Effects of lipid membranes on RNA catalytic activity and stability
Czerniak, T.; Sáenz, J. P. (2025) Biology of the Cell, 117(2), e202400115. DOI: 10.1111/boc.202400115
Summary
Extending our earlier discovery that lipid membranes modulate artificial ribozyme (R3C) activity, we examined the effects of lipid membranes on two naturally occurring ribozymes: the hepatitis delta virus (HDV) ribozyme and the hammerhead (HH) ribozyme. We found that gel-phase lipid membranes decreased HDV ribozyme activity but increased hammerhead ribozyme activity. Furthermore, liquid-phase membrane surfaces promoted RNA degradation, with greater degradation in single-stranded regions. These results show that different combinations of ribozyme type and membrane phase state produce distinct regulatory outcomes.
Key Findings
- Gel-phase membranes (ordered, rigid) decreased HDV ribozyme self-cleavage activity but increased hammerhead ribozyme activity — demonstrating that the effect of lipid membranes on RNA catalysis is ribozyme-specific and membrane-phase-dependent.

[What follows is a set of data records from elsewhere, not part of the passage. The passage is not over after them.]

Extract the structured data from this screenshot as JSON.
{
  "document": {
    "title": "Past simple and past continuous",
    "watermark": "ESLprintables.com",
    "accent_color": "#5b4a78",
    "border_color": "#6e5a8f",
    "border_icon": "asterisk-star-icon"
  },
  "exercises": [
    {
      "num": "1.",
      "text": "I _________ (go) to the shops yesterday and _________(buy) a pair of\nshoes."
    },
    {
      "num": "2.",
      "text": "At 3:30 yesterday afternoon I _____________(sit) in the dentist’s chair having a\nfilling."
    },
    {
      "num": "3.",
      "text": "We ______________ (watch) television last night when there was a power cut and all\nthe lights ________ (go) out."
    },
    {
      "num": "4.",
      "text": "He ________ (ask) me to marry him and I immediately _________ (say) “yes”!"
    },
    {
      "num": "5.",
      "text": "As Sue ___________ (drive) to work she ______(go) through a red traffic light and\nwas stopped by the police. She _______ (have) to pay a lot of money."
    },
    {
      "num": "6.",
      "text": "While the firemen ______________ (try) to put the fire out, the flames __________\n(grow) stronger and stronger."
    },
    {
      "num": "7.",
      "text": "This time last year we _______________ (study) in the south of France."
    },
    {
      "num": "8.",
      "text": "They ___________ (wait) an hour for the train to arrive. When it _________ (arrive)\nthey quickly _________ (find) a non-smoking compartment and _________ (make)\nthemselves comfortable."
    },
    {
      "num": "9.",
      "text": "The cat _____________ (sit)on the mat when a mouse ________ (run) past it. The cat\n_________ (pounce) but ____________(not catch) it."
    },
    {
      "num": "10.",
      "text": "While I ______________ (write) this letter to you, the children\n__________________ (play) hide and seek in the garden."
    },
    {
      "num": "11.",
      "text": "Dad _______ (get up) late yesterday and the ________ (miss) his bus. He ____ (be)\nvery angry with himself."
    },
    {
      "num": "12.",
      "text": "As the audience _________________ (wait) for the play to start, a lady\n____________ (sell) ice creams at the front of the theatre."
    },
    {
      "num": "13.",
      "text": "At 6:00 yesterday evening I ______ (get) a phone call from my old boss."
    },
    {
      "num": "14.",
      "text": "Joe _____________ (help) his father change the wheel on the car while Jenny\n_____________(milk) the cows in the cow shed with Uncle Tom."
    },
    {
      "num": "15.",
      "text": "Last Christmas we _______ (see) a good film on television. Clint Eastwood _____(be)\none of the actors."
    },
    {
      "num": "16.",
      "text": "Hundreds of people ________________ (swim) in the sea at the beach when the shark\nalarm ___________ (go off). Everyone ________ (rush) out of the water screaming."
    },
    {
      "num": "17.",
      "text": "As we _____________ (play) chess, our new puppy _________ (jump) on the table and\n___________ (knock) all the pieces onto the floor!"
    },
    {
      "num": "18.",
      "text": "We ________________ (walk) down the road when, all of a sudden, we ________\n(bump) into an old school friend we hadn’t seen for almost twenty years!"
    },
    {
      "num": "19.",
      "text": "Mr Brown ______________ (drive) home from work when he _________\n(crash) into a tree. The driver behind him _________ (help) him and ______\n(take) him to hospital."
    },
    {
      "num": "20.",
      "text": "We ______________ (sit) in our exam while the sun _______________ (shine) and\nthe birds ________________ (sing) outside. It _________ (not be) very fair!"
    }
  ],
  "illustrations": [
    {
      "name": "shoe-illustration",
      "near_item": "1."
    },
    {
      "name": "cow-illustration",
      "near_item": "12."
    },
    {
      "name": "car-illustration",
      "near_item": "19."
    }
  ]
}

- Liquid-phase membranes (fluid) triggered RNA degradation, with greater degradation occurring in single-stranded regions of RNA — suggesting that fluid membranes can destabilize RNA structure.
- The lipid-to-nucleotide ratio modulates the effect, with dose-dependent changes in ribozyme activity.
- These findings expand the repertoire of RNA-lipid regulatory interactions beyond the artificial R3C system studied earlier (Czerniak & Sáenz, 2022, PNAS).
Methods
- HDV and hammerhead ribozyme assays: gel-based self-cleavage assays in the presence of liposomes of varying composition and phase state.
- RNA degradation analysis: gel electrophoresis to quantify intact vs. degraded RNA after incubation with liposomes.
- Lipid compositions: gel-phase (DPPC) and liquid-phase (DOPC) liposomes to compare membrane state effects.
Significance
By demonstrating that membrane phase state differentially affects natural ribozymes, this paper strengthened the case that RNA-lipid interactions are a general phenomenon with diverse functional outcomes. The finding that fluid membranes can degrade single-stranded RNA adds RNA stability to the list of membrane-modulated RNA properties, alongside catalytic activity.